When two lines are parallel to two other lines that are perpendicular, the first two lines are also perpendicular to each other.
Thus, \( PQ \perp QR \).
In simple words: In a diamond shape (rhombus), if you connect the middle points of three sides in a row, the lines you draw will meet at a perfect right angle. This happens because the diagonals of a rhombus always cross at 90 degrees, and our new lines are parallel to these diagonals.

🎯 Exam Tip: The Mid-point Theorem is crucial here. Remember that if line1 \( \parallel \) line3 and line2 \( \parallel \) line4, then if line3 \( \perp \) line4, it implies line1 \( \perp \) line2.

Question 15. ABCD is a rhombus. RABS is a straight line such that RA = AB = BS. Prove that RD and SC when produced meet at right angles.

Answer:
Given: ABCD is a rhombus. RABS is a straight line such that \( RA = AB = BS \). RD and SC are produced to meet at T.
To prove: \( \angle T = 90^\circ \).
Proof:
In a rhombus ABCD, all sides are equal: \( AB = BC = CD = DA \).
Given that \( RA = AB = BS \).
From these two facts, we have: \( RA = AD \) and \( BS = BC \).
Consider \( \triangle RAD \):
Since \( RA = AD \), \( \triangle RAD \) is an isosceles triangle.
Therefore, \( \angle RDA = \angle ARD \).
The exterior angle \( \angle DAB \) of \( \triangle RAD \) is equal to the sum of the two opposite interior angles.
\( \angle DAB = \angle RDA + \angle ARD = 2\angle RDA \).
So, \( \angle RDA = \frac{1}{2} \angle DAB \). (Let \( \angle DAB = 2\alpha \), then \( \angle RDA = \alpha \)).
Consider \( \triangle BSC \):
Since \( BS = BC \), \( \triangle BSC \) is an isosceles triangle.
Therefore, \( \angle BSC = \angle BCS \).
The exterior angle \( \angle ABC \) of \( \triangle BSC \) is equal to the sum of the two opposite interior angles.
\( \angle ABC = \angle BSC + \angle BCS = 2\angle BSC \).
So, \( \angle BSC = \frac{1}{2} \angle ABC \). (Let \( \angle ABC = 2\beta \), then \( \angle BSC = \beta \)).
In rhombus ABCD, adjacent angles are supplementary:
\( \angle DAB + \angle ABC = 180^\circ \).
Substituting \( 2\alpha \) and \( 2\beta \): \( 2\alpha + 2\beta = 180^\circ \).
Dividing by 2, we get: \( \alpha + \beta = 90^\circ \).
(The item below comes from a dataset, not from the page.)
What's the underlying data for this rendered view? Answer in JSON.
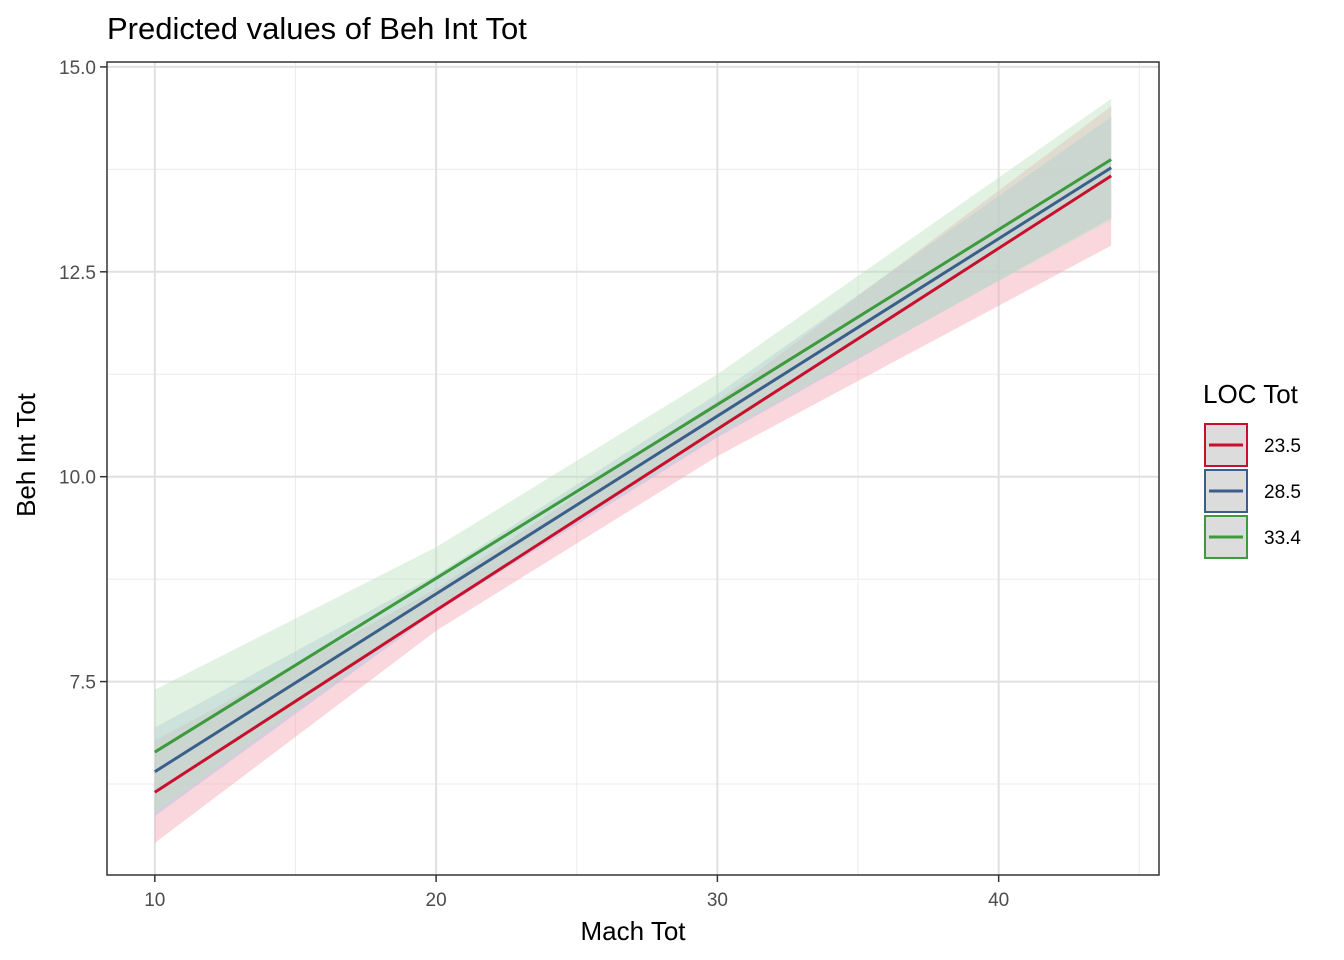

Now, consider \( \triangle RST \) (where R and S are points on the line RABS, and T is the intersection of RD and SC produced):
The angle \( \angle TRS \) is the same as \( \angle ARD \) from \( \triangle RAD \). So, \( \angle TRS = \alpha \).
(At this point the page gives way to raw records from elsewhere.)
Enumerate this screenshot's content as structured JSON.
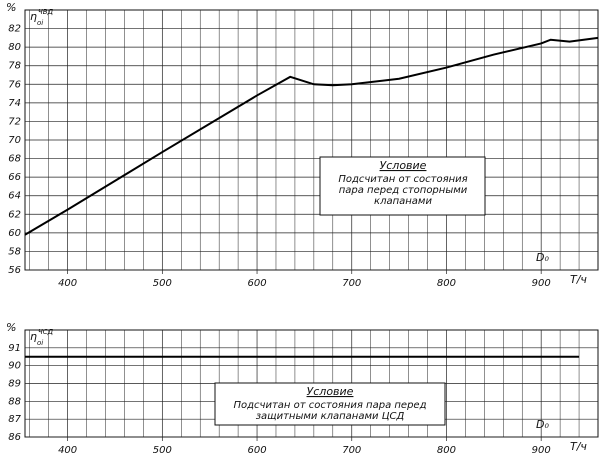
{
  "chart_data": [
    {
      "type": "line",
      "y_unit": "%",
      "y_label": "η",
      "y_label_superscript": "ЧВД",
      "y_label_subscript": "oi",
      "x_label": "D₀",
      "x_unit": "T/ч",
      "note_title": "Условие",
      "note_lines": [
        "Подсчитан от состояния",
        "пара перед стопорными",
        "клапанами"
      ],
      "xlim": [
        355,
        960
      ],
      "ylim": [
        56,
        84
      ],
      "xticks": [
        400,
        500,
        600,
        700,
        800,
        900
      ],
      "x_minor_ticks": [
        360,
        380,
        420,
        440,
        460,
        480,
        520,
        540,
        560,
        580,
        620,
        640,
        660,
        680,
        720,
        740,
        760,
        780,
        820,
        840,
        860,
        880,
        920,
        940
      ],
      "yticks": [
        56,
        58,
        60,
        62,
        64,
        66,
        68,
        70,
        72,
        74,
        76,
        78,
        80,
        82
      ],
      "grid": true,
      "color": "#000000",
      "x": [
        355,
        400,
        500,
        600,
        635,
        660,
        680,
        700,
        750,
        800,
        850,
        900,
        910,
        930,
        960
      ],
      "values": [
        59.8,
        62.5,
        68.7,
        74.8,
        76.8,
        76.0,
        75.9,
        76.0,
        76.6,
        77.8,
        79.2,
        80.4,
        80.8,
        80.6,
        81.0
      ]
    },
    {
      "type": "line",
      "y_unit": "%",
      "y_label": "η",
      "y_label_superscript": "ЧСД",
      "y_label_subscript": "oi",
      "x_label": "D₀",
      "x_unit": "T/ч",
      "note_title": "Условие",
      "note_lines": [
        "Подсчитан от состояния пара перед",
        "защитными клапанами ЦСД"
      ],
      "xlim": [
        355,
        960
      ],
      "ylim": [
        86,
        92
      ],
      "xticks": [
        400,
        500,
        600,
        700,
        800,
        900
      ],
      "x_minor_ticks": [
        360,
        380,
        420,
        440,
        460,
        480,
        520,
        540,
        560,
        580,
        620,
        640,
        660,
        680,
        720,
        740,
        760,
        780,
        820,
        840,
        860,
        880,
        920,
        940
      ],
      "yticks": [
        86,
        87,
        88,
        89,
        90,
        91
      ],
      "grid": true,
      "color": "#000000",
      "x": [
        355,
        940
      ],
      "values": [
        90.5,
        90.5
      ]
    }
  ]
}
The angle \( \angle TSR \) is the same as \( \angle BSC \) from \( \triangle BSC \). So, \( \angle TSR = \beta \).
The sum of angles in \( \triangle RST \) is 180 degrees:
\( \angle RTS + \angle TRS + \angle TSR = 180^\circ \).
\( \angle RTS + \alpha + \beta = 180^\circ \).
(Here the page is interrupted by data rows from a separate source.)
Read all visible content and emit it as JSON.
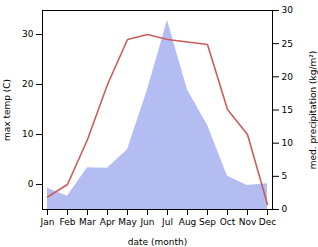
{
  "chart_data": {
    "type": "line",
    "x_label": "date (month)",
    "y_label": "max temp (C)",
    "y2_label": "med. precipitation (kg/m²)",
    "categories": [
      "Jan",
      "Feb",
      "Mar",
      "Apr",
      "May",
      "Jun",
      "Jul",
      "Aug",
      "Sep",
      "Oct",
      "Nov",
      "Dec"
    ],
    "series": [
      {
        "name": "max temp",
        "type": "line",
        "color": "#cd5c5c",
        "axis": "y",
        "values": [
          -2.5,
          0,
          9,
          20,
          29,
          30,
          29,
          28.5,
          28,
          15,
          10,
          -4
        ]
      },
      {
        "name": "med. precipitation",
        "type": "area",
        "color": "#b3bdf2",
        "axis": "y2",
        "values": [
          3.2,
          2,
          6.3,
          6.2,
          9,
          18,
          28.5,
          18,
          12.7,
          5,
          3.6,
          3.9
        ]
      }
    ],
    "ylim": [
      -5,
      34.8
    ],
    "yticks": [
      0,
      10,
      20,
      30
    ],
    "y2lim": [
      0,
      30
    ],
    "y2ticks": [
      0,
      5,
      10,
      15,
      20,
      25,
      30
    ],
    "grid": false
  }
}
Substitute \( \alpha + \beta = 90^\circ \):
\( \angle RTS + 90^\circ = 180^\circ \).
\( \angle RTS = 180^\circ - 90^\circ = 90^\circ \).
Therefore, RD and SC when produced meet at right angles.
In simple words: Imagine a diamond shape (rhombus). If you extend its base line evenly on both sides, then draw lines from the top corners of the rhombus to the ends of this extended base, these two new lines will cross each other at a perfect right angle. This happens because the angles created at the base add up to 90 degrees.

🎯 Exam Tip: This question involves using properties of rhombuses (equal sides, supplementary adjacent angles) and isosceles triangles (equal base angles). The key is to relate the interior and exterior angles correctly to find the sum of angles in the final triangle.